Study Rationale:
Mitochondrial dysfunction and neuroinflammation play major roles in Parkinson's disease (PD). Overactivation of the inflammasome (innate immune system receptor) signaling complex NLRP3 is suspected to contribute to dopaminergic neurodegeneration. The PD-associated proteins PINK1 and Parkin jointly regulate mitochondrial quality control pathways and have also been linked to innate immunity. Our preliminary studies suggest that Parkin deficiency and mitochondrial dysfunction work in concert to amplify NLRP3 activation in glial cells.
Hypothesis:
We hypothesize that mitochondrial dysfunction, caused or worsened by deficient PARK2/PARK6-dependent mitochondrial surveillance pathways, aggravates NLRP3-dependent inflammation, thereby putting dopaminergic neurons at risk. We propose to examine this interplay and its consequence in PINK1 and Parkin pre-clinical models.
Study Design:
We will investigate NLRP3 inflammasome-dependent responses in microglial cells in Parkin or PINK1-deficient pre-clinical models and evaluate the consequence of altered glial activation profiles on the survival of co-cultured naïve dopaminergic neurons. We will also explore the potential of rescue approaches based on NLRP3 modulators and mitochondrion-protective drugs. As a first step toward translation to the clinic, key observations will be validated in macrophages from PD participants with mutations in the Parkin gene. Finally, we will search for associations between variants in genes belonging to the NLRP3 inflammasome pathway and familial or sporadic forms of the disease.

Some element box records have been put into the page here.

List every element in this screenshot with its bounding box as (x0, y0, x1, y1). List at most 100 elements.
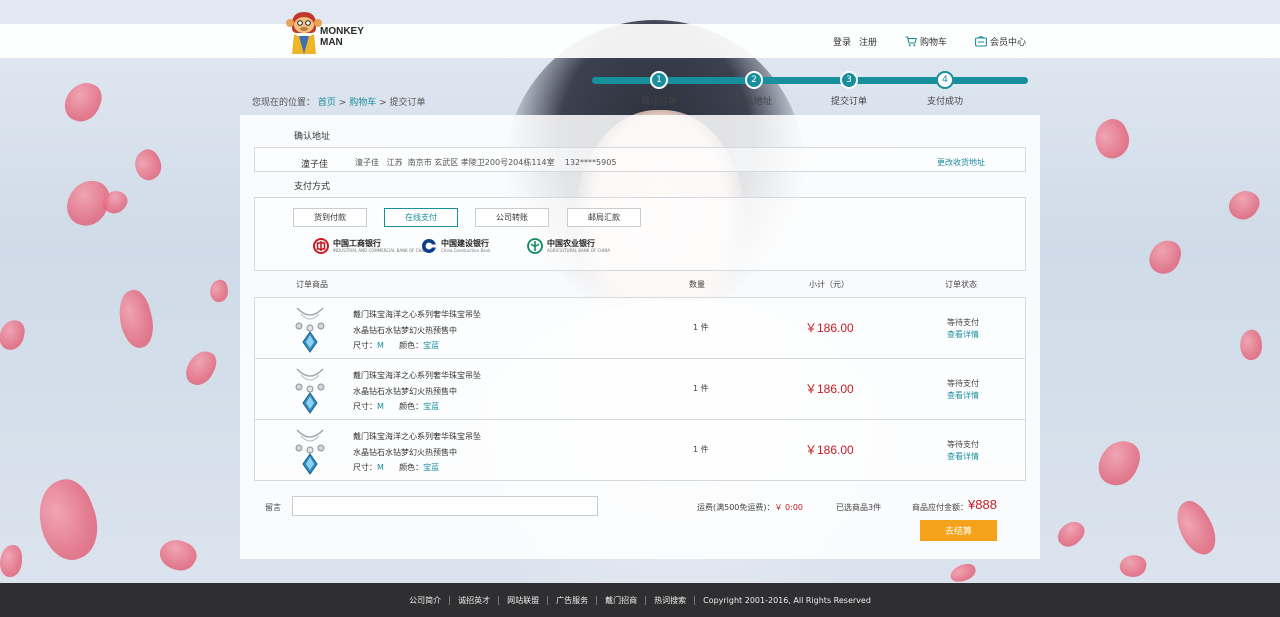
breadcrumb: 您现在的位置： 首页 > 购物车 > 提交订单 (252, 95, 426, 108)
rose-petal (154, 533, 202, 577)
step-3-circle: 3 (840, 71, 858, 89)
pay-postal-remit-button[interactable]: 邮局汇款 (567, 208, 641, 227)
ccb-english: China Construction Bank (441, 248, 491, 253)
top-header (0, 24, 1280, 58)
breadcrumb-current: 提交订单 (389, 98, 426, 108)
footer-link-advertising[interactable]: 广告服务 (548, 595, 598, 605)
step-4-label: 支付成功 (926, 97, 963, 107)
total-label: 商品应付金额： (912, 503, 968, 512)
breadcrumb-home-link[interactable]: 首页 (318, 98, 336, 108)
breadcrumb-cart-link[interactable]: 购物车 (349, 98, 376, 108)
product-title[interactable]: 戴门珠宝海洋之心系列奢华珠宝吊坠 (353, 431, 481, 442)
rose-petal (0, 545, 22, 577)
cart-label: 购物车 (919, 37, 947, 48)
payment-box: 货到付款 在线支付 公司转账 邮局汇款 中国工商银行 INDUSTRIAL AN… (254, 197, 1026, 271)
footer-link-careers[interactable]: 诚招英才 (450, 595, 500, 605)
rose-petal (181, 346, 221, 390)
view-detail-link[interactable]: 查看详情 (947, 390, 979, 401)
rose-petal (0, 318, 27, 352)
col-header-status: 订单状态 (945, 280, 977, 289)
rose-petal (1237, 328, 1265, 362)
color-label: 颜色： (399, 341, 424, 350)
address-detail: 潼子佳 江苏 南京市 玄武区 孝陵卫200号204栋114室 132****59… (355, 158, 617, 167)
rose-petal (1088, 114, 1136, 164)
monkey-man-logo[interactable]: MONKEY MAN (286, 6, 366, 56)
product-thumbnail[interactable] (291, 365, 329, 415)
pay-online-button[interactable]: 在线支付 (384, 208, 458, 227)
icbc-text: 中国工商银行 INDUSTRIAL AND COMMERCIAL BANK OF… (333, 239, 428, 253)
color-value: 宝蓝 (423, 463, 440, 472)
item-subtotal: ￥186.00 (805, 443, 854, 457)
address-section-title: 确认地址 (294, 132, 331, 142)
product-title[interactable]: 戴门珠宝海洋之心系列奢华珠宝吊坠 (353, 370, 481, 381)
footer-link-hot-search[interactable]: 热词搜索 (646, 595, 696, 605)
ccb-text: 中国建设银行 China Construction Bank (441, 239, 490, 253)
rose-petal (28, 472, 108, 568)
ccb-logo-icon (422, 239, 436, 253)
footer-link-about[interactable]: 公司简介 (401, 595, 451, 605)
step-3-label: 提交订单 (830, 97, 867, 107)
header-nav: 登录 注册 购物车 会员中心 (833, 24, 1026, 58)
abc-name: 中国农业银行 (547, 239, 595, 248)
col-header-qty: 数量 (689, 280, 705, 289)
pay-company-transfer-button[interactable]: 公司转账 (475, 208, 549, 227)
order-status: 等待支付 (947, 318, 979, 327)
product-title[interactable]: 戴门珠宝海洋之心系列奢华珠宝吊坠 (353, 309, 481, 320)
bank-option-abc[interactable]: 中国农业银行 AGRICULTURAL BANK OF CHINA (527, 238, 610, 254)
footer-link-affiliate[interactable]: 网站联盟 (499, 595, 549, 605)
bank-option-icbc[interactable]: 中国工商银行 INDUSTRIAL AND COMMERCIAL BANK OF… (313, 238, 428, 254)
order-item-row: 戴门珠宝海洋之心系列奢华珠宝吊坠 水晶钻石水钻梦幻火热预售中 尺寸：M 颜色：宝… (254, 297, 1026, 359)
product-spec: 尺寸：M 颜色：宝蓝 (353, 462, 439, 473)
rose-petal (208, 278, 230, 304)
rose-petal (1093, 434, 1145, 492)
icbc-english: INDUSTRIAL AND COMMERCIAL BANK OF CHINA (333, 248, 429, 253)
shipping-value: ￥ 0:00 (774, 503, 804, 512)
footer-link-franchise[interactable]: 戴门招商 (597, 595, 647, 605)
register-link[interactable]: 注册 (859, 35, 877, 48)
footer-copyright: Copyright 2001-2016, All Rights Reserved (703, 595, 871, 605)
rose-petal (1053, 516, 1089, 552)
product-thumbnail[interactable] (291, 304, 329, 354)
login-link[interactable]: 登录 (833, 35, 851, 48)
abc-english: AGRICULTURAL BANK OF CHINA (547, 248, 611, 253)
color-value: 宝蓝 (423, 341, 440, 350)
order-item-row: 戴门珠宝海洋之心系列奢华珠宝吊坠 水晶钻石水钻梦幻火热预售中 尺寸：M 颜色：宝… (254, 419, 1026, 481)
rose-petal (1118, 552, 1148, 580)
change-address-link[interactable]: 更改收货地址 (937, 157, 985, 168)
cart-link[interactable]: 购物车 (905, 35, 947, 48)
size-value: M (377, 341, 384, 350)
step-1-label: 确认订单 (640, 97, 677, 107)
step-2-label: 确认地址 (735, 97, 772, 107)
product-thumbnail[interactable] (291, 426, 329, 476)
step-4-circle: 4 (936, 71, 954, 89)
member-center-link[interactable]: 会员中心 (975, 35, 1026, 48)
message-input[interactable] (292, 496, 598, 516)
bank-option-ccb[interactable]: 中国建设银行 China Construction Bank (421, 238, 490, 254)
icbc-name: 中国工商银行 (333, 239, 381, 248)
member-center-label: 会员中心 (989, 37, 1026, 48)
abc-logo-icon (527, 238, 543, 254)
checkout-button[interactable]: 去结算 (920, 520, 997, 541)
step-2-circle: 2 (745, 71, 763, 89)
pay-cod-button[interactable]: 货到付款 (293, 208, 367, 227)
breadcrumb-prefix: 您现在的位置： (252, 98, 316, 108)
product-subtitle: 水晶钻石水钻梦幻火热预售中 (353, 448, 457, 457)
logo-text: MONKEY MAN (320, 26, 364, 48)
member-card-icon (975, 35, 987, 47)
color-value: 宝蓝 (423, 402, 440, 411)
order-progress-steps: 1 2 3 4 确认订单 确认地址 提交订单 支付成功 (592, 71, 1028, 107)
col-header-subtotal: 小计（元） (809, 280, 849, 289)
rose-petal (1146, 236, 1184, 278)
product-subtitle: 水晶钻石水钻梦幻火热预售中 (353, 326, 457, 335)
size-label: 尺寸： (353, 463, 377, 472)
rose-petal (113, 286, 159, 352)
icbc-logo-icon (313, 238, 329, 254)
product-spec: 尺寸：M 颜色：宝蓝 (353, 340, 439, 351)
rose-petal (129, 145, 167, 185)
view-detail-link[interactable]: 查看详情 (947, 329, 979, 340)
size-value: M (377, 463, 384, 472)
order-status: 等待支付 (947, 440, 979, 449)
breadcrumb-separator: > (379, 98, 387, 108)
view-detail-link[interactable]: 查看详情 (947, 451, 979, 462)
rose-petal (1168, 495, 1224, 561)
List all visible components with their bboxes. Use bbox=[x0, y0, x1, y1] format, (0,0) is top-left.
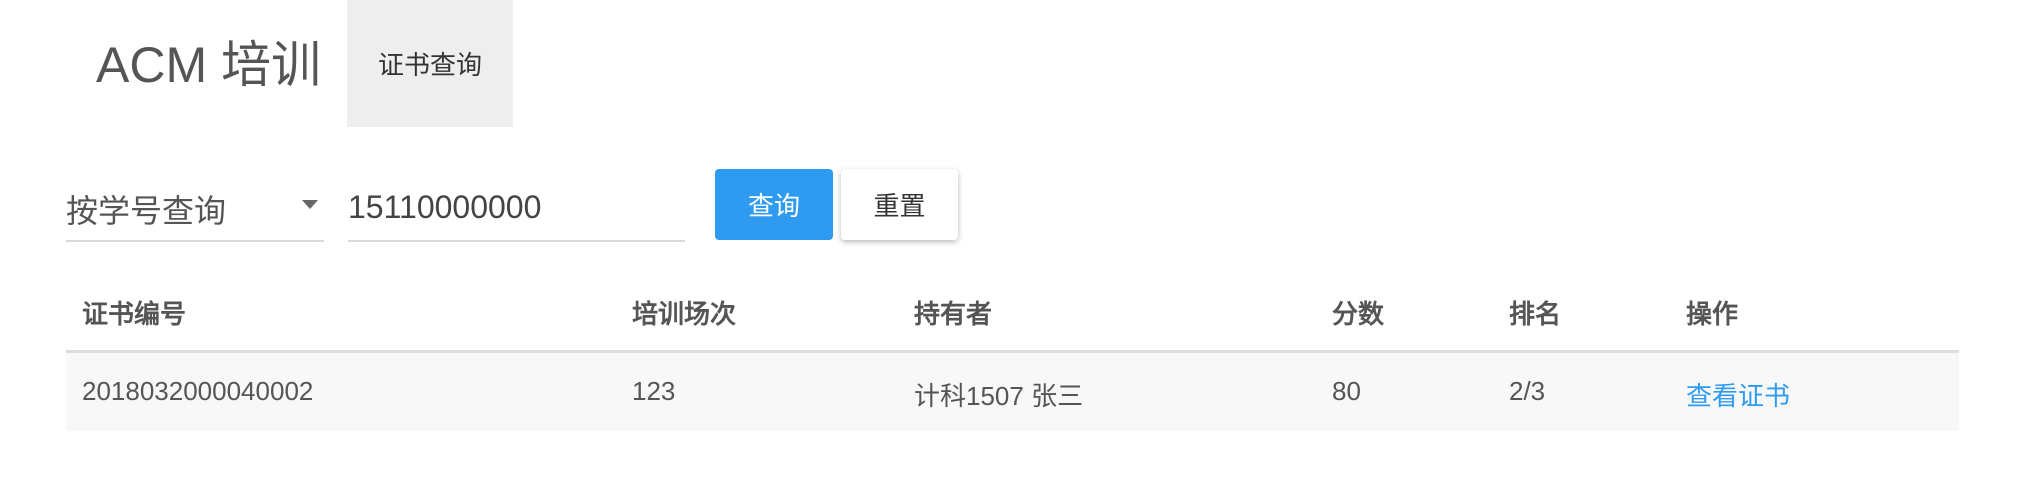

Impact on Diagnosis/Treatment of Parkinson's disease:
We anticipate that targeting NLRP3 inflammasomes and/or mitochondria by therapeutic approaches will have beneficial effects in PINK1 and Parkin-deficient pre-clinical models. The NRLP3 inflammasome is a key target in inflammatory diseases and our study will help establish its relevance for PD.
Next Steps for Development:
The next step would be a more global analysis of aberrant NLRP3-dependent profiles in macrophages or monocyte-derived microglia from individuals with different familial and sporadic forms of PD to help stratify patients towards the development of personalized treatments.